Next week marks a sorry anniversary: it’s been six months since the UK first went into lockdown in response to the coronavirus pandemic.
When the lockdown kicked in on 23 March, the collective anxiety was palpable. Just over a month later, Boris Johnson announced that we were past the peak, and lockdown restrictions would ease. Joy and relief followed.
The easement started in earnest in May, with people finally being able to see friends and family – at an appropriate social distance of course.
Then came the reopening of non-essential shops in June; and restaurants, pubs and bars in July, as well as of course the permission for international travel.
August seemed almost too good to be true, with fortunes saved on eating out. Now that we are in September, things are looking gloomy again, with coronavirus cases on the up and the prospect of another nationwide lockdown looming.
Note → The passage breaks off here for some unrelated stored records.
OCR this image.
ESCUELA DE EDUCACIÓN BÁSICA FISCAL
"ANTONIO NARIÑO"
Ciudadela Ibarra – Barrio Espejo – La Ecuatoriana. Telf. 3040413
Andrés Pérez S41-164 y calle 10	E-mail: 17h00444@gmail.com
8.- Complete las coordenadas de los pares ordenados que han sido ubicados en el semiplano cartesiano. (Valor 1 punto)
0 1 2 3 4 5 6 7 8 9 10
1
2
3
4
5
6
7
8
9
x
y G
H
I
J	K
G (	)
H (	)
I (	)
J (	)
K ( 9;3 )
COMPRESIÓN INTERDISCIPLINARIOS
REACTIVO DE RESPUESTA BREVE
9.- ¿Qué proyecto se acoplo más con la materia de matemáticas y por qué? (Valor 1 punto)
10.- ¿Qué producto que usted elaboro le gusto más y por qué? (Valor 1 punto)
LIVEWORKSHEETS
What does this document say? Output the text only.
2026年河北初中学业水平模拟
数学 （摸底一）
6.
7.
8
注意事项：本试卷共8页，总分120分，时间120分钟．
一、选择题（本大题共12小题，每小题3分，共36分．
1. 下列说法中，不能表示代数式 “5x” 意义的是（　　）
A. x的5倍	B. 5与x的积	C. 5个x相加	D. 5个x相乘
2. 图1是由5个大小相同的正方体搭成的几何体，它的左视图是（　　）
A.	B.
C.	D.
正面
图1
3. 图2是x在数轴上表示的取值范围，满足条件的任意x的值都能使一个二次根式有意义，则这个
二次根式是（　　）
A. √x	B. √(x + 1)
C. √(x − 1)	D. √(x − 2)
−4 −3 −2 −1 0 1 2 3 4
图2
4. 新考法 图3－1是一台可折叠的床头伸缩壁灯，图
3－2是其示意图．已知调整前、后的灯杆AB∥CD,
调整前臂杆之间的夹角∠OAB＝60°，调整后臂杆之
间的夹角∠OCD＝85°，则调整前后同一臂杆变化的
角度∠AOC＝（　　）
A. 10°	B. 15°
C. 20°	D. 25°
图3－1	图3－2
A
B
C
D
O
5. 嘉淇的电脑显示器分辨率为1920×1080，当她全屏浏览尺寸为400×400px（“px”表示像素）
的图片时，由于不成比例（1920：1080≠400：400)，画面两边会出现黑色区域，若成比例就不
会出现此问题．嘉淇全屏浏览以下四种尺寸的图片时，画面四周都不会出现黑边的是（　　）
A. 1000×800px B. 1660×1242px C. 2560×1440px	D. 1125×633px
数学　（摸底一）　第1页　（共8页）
But how is the economy doing in all this? And what about the future?
According to the latest quarterly report on business conditions from the Bank of England, things have picked up, but it’s not expected to be back to pre-Covid levels for some time.
The report is based on conversations with 700 businesses around the country, collected between early August and early September. It’s split into nine sections: Consumer demand, business and financial services, manufacturing, construction, corporate financing conditions, property markets, investment, employment and pay, and costs and prices.
It’s a long report, so I want to focus on some key points.
First, consumer demand is up, but there are great variations between sectors. The retail sector has been buoyed by online sales for example, but in-store sales haven’t quite bounced back.
Overall, the figures look promising. In fact, according to the Office for National Statistics (ONS), the number of goods purchased was 4% higher in August compared to pre-pandemic levels in February.
However, the service industry is still suffering. Demand still hasn’t returned to normal and service providers have to contend with social distancing measures that limit the amount of trade they can do.
Corporate financing conditions (borrowing by businesses) are also looking particularly worrying.
Right now, demand is still strong from smaller businesses, mainly to cover cash flow issues during the restart period. But many will need to renegotiate debt repayment in the near future, which could spell trouble for those who aren’t able to recover to levels necessary to survive.
What’s more, some bigger businesses (defined as having a turnover of over £45 million) – such as those in civil aviation, hospitality and leisure – are struggling to find financing. Needless to say if they fail, many jobs will be lost.
Of course, we’ve known for some time that significant job losses are coming. Currently, 10% of the UK workforce is still on furlough, and according to the ONS, the number of employees on payrolls in August was down around 695,000 compared to March.
But the Bank of England’s report is looking more bleak for the months ahead: Many businesses have frozen salaries, some have enforced pay cuts, and companies in almost every sector are reporting plans to reduce the number of employees.
Given many businesses are delaying future investment, due to coronavirus uncertainty and Brexit, there’s every indicator that long term recovery will be very slow indeed.
The only areas that are more or less back to normal are manufacturing (industry dependent), construction (though new projects still hang in the air) and the property market (mainly housing rather than commercial).
What it means for you…
I’m afraid I’ve painted a rather bleak picture of our dire situation, but it’s not all bad news. As well as signs of recovery in most areas, albeit slowly, it’s worth noting that some sectors are booming.
Companies in food processing and retail, IT and digital services, medical and scientific development, and some financial services have all reported plans to increase headcount, for example.
So as well as being financially prepared, by having an emergency fund in place for example, it’s worth thinking about how you could be more flexible and adaptive right now to improve your employability.
The Financial Conduct Authority (FCA) has also been pushing for more tailored support for borrowers after initiatives such as mortgage repayment holidays end, so if you’re still struggling it’s worth getting in touch with relevant providers to see if they can help.
If you do need more financial help, it could be noted on your financial record in the short term – but it could prevent you from getting into problematic debt in future.